Peki bunu değiştirmek mümkün mü?
Hapşırma, burun mukozasında bir irritasyon olduğunda beyne gönderilen sinyallerle tetikleniyor.
Beyin, sinyalleri işleyerek hapşırma refleksini başlatıyor. Bu refleks; solunum kaslarını, diyaframı ve burun kaslarını koordine ederek hızlı ve güçlü bir nefes vermemizi sağlıyor. İlginç olan ise bu sürecin bir parçası olarak gözlerimizi kapatma refleksimizin de devreye girmesi.
Kontrolsüz vücut tepkisini düşününce aslında gözlerimiz açıkken hapşırmak için parmaklarımızı bile kullanmamız gerektiğini düşünebiliyoruz.
Gözlerin hapşırma sırasında kapanmasının birkaç nedeni var.
Birincisi, bu refleks evrimsel bir güvenlik mekanizması. Hapşırma sırasında burundan çıkan partiküller oldukça hızlı ve kuvvetli bir şekilde dışarı atılıyor. Gözlerimizin kapalı olması, bu partiküllerin gözlerimize zarar vermesini engelliyor. Yani göz kapaklarımız âdeta birer kalkan görevi görüyor.
Bir diğer nedeni ise hapşırma refleksi ile göz kapatma refleksinin sinirsel olarak birbirine bağlı olması. Dolayısıyla hapşırma refleksi tetiklendiğinde istemsiz olarak göz kapakları da kapanıyor.
Ancak yine de bu iki sebebin de pek bir amacı yok. Bilim insanları gözlerin kapanmasını tam olarak açıklayamıyor.

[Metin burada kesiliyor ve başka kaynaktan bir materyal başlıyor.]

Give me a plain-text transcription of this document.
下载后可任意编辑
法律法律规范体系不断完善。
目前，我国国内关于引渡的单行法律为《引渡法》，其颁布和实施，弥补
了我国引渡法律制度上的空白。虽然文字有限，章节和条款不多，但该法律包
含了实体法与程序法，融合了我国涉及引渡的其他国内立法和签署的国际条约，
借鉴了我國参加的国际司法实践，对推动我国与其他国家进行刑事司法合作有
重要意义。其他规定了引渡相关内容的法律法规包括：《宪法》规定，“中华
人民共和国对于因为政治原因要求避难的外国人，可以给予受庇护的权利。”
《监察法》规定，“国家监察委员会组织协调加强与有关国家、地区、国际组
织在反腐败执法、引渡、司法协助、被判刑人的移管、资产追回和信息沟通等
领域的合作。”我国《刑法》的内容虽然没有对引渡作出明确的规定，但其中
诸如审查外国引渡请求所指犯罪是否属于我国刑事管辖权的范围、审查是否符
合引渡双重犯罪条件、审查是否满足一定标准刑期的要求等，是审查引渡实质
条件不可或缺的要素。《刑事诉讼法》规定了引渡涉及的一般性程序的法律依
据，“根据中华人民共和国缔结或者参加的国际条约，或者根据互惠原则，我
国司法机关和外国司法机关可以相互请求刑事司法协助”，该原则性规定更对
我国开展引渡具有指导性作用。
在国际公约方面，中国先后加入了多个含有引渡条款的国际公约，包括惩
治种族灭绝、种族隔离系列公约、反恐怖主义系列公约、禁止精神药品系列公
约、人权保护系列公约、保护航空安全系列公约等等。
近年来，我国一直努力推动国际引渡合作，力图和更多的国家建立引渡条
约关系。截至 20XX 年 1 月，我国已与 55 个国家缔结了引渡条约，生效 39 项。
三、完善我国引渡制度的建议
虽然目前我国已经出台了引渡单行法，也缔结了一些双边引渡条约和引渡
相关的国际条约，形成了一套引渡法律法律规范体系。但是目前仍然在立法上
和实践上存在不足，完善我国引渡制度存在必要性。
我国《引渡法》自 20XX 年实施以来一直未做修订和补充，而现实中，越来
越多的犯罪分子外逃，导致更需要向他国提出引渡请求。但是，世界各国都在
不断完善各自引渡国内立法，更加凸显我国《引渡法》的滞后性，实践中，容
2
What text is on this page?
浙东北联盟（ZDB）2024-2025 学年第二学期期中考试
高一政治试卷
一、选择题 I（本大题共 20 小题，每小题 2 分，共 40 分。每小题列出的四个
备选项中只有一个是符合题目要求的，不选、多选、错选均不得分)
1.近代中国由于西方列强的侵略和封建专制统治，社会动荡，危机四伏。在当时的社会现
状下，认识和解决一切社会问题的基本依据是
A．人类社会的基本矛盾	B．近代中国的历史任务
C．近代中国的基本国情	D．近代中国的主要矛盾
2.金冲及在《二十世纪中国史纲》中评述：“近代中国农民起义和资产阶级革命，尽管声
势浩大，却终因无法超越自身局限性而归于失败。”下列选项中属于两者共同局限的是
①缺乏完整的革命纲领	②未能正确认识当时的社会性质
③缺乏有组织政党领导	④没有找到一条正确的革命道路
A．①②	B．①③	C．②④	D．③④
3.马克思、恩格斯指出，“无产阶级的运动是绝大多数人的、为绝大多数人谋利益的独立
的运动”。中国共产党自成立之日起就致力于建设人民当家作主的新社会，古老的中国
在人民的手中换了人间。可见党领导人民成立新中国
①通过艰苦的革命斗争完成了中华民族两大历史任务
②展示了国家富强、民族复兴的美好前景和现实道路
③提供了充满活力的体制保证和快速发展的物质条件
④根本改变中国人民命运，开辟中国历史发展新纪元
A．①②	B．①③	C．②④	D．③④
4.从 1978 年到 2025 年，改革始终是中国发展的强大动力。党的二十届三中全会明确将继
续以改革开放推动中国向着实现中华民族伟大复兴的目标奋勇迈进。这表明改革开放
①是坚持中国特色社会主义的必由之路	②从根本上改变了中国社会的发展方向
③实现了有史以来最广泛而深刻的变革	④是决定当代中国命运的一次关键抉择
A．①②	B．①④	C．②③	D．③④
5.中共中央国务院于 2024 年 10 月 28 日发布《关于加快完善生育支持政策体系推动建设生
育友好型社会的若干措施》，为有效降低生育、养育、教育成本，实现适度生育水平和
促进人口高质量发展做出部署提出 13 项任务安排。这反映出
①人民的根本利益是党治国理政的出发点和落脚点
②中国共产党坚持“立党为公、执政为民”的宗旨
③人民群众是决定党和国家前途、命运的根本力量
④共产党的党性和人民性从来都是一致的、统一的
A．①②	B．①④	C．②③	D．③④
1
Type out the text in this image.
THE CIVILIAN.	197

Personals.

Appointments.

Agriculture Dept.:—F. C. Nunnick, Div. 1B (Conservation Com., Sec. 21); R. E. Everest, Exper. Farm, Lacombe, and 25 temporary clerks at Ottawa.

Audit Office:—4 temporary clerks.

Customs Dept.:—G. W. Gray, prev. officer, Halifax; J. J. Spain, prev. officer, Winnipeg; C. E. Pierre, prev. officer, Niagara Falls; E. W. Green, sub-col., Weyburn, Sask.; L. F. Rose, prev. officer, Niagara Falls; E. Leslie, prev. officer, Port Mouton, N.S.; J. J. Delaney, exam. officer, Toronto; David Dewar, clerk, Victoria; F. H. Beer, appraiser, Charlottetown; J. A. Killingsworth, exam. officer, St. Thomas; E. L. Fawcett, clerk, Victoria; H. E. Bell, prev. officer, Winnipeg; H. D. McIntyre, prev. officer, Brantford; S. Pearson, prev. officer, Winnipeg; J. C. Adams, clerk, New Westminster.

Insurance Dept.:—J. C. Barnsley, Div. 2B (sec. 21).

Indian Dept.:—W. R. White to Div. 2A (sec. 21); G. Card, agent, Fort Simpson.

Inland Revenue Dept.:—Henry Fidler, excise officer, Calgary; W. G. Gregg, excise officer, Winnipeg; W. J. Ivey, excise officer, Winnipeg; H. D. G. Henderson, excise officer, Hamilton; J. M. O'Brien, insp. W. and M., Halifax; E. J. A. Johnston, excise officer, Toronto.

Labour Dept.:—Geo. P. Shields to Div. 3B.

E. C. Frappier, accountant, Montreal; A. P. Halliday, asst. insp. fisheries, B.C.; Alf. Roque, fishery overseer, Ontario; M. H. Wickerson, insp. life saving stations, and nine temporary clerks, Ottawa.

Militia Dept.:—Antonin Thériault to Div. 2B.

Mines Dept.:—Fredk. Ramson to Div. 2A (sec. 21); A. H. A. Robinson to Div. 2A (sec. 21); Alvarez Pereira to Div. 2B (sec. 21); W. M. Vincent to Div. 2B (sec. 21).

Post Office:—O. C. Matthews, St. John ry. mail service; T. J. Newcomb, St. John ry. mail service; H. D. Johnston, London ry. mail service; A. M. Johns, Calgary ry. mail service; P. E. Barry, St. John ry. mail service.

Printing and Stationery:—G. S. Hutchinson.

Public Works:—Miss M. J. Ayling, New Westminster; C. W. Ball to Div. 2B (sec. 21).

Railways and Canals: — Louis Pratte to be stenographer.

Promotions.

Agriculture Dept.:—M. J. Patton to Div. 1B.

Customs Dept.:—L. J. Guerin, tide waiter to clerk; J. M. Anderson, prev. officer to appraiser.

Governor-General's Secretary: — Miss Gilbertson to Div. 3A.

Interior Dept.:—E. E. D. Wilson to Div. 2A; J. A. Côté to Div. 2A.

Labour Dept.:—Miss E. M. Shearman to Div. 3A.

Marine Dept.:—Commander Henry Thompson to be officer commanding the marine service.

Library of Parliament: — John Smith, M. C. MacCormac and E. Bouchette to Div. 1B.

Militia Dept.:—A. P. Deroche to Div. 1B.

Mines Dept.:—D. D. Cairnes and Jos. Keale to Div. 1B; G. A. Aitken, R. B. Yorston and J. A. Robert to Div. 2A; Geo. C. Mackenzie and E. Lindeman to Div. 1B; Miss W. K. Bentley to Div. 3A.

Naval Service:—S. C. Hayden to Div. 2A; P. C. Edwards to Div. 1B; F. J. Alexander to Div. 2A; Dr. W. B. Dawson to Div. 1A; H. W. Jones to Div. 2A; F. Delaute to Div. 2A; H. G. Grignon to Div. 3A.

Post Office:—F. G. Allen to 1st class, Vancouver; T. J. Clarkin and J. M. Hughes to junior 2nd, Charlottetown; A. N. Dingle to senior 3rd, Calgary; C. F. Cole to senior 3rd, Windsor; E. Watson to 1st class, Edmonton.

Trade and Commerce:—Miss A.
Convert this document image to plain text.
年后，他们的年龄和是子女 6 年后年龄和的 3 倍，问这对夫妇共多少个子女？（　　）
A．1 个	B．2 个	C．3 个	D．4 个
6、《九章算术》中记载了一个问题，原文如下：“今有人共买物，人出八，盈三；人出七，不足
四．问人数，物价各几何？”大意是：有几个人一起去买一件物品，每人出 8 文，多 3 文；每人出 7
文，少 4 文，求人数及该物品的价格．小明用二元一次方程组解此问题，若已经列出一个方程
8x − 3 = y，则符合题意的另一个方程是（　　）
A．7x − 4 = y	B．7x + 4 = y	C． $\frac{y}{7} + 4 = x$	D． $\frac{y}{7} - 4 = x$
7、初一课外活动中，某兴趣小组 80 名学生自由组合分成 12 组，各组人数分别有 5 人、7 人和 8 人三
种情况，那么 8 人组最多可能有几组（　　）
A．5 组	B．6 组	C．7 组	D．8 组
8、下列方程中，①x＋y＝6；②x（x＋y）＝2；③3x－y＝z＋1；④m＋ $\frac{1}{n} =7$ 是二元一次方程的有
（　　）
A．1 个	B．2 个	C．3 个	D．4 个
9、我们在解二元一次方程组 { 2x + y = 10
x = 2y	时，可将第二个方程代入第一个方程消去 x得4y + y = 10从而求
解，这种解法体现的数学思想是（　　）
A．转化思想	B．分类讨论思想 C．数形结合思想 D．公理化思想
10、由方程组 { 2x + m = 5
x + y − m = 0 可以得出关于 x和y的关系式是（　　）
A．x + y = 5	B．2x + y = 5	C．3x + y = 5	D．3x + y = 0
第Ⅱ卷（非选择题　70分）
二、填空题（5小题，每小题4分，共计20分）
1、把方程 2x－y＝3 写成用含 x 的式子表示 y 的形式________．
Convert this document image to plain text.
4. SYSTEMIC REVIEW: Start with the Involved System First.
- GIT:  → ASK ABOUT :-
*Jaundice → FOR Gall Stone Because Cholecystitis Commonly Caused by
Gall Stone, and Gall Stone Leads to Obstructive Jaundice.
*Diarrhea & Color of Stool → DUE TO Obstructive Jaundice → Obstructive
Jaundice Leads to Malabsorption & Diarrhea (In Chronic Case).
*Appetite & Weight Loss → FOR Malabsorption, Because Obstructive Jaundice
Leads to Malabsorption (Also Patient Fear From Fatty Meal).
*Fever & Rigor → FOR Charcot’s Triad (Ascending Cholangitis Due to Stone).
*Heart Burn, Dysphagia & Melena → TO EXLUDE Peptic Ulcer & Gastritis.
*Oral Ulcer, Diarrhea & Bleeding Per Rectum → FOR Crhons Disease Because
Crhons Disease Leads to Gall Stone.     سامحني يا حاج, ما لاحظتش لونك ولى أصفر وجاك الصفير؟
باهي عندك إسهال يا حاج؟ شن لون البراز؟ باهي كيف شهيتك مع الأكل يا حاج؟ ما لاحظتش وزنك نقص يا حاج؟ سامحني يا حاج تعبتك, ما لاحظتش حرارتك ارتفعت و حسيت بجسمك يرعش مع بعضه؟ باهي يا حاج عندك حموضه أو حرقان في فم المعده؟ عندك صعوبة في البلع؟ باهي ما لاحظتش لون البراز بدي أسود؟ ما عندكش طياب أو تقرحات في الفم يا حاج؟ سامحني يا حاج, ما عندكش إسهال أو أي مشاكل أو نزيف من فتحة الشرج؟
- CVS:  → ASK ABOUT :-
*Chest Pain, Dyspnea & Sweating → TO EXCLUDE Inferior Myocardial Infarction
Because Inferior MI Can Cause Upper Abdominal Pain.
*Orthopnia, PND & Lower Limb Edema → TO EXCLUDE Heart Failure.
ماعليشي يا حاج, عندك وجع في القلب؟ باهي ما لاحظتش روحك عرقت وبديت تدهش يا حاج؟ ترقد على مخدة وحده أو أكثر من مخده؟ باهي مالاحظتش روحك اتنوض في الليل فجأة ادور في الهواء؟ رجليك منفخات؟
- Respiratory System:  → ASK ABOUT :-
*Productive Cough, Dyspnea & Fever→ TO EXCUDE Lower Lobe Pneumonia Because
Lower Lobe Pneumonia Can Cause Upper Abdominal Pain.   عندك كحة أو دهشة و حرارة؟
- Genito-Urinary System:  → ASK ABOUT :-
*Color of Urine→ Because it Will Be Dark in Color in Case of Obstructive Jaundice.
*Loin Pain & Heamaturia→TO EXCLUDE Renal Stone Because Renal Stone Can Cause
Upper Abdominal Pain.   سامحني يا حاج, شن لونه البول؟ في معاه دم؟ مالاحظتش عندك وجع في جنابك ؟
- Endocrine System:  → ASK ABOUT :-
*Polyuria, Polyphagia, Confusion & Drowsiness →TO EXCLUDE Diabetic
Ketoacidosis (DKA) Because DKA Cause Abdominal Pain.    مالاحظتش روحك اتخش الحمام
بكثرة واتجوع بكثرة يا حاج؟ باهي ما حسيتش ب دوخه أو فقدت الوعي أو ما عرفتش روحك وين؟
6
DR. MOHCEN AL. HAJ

Peki gözlerimiz açık hapşıramaz mıyız?
*Bir TikTok kullanıcısının yaptığı deneme
Gözlerin yerinden fırlaması tam bir şehir efsanesi. Birkaç vaka olsa da onlarda durum, göz kaslarındaki sorunlardan kaynaklanıyor. Ancak bir dahaki sefere gözleriniz açık hapşırmayı deneyebilirsiniz. Tabii başarabilirseniz.
Bunu devamlı yapmak istiyorsanız vücudunuzu eğitmeniz gerekiyor. Çünkü verilen refleks oldukça kuvvetli ve vücut solunum yollarını temizlemek için epey güç harcıyor. Çok fazla deneme yaparsanız neden olmasın?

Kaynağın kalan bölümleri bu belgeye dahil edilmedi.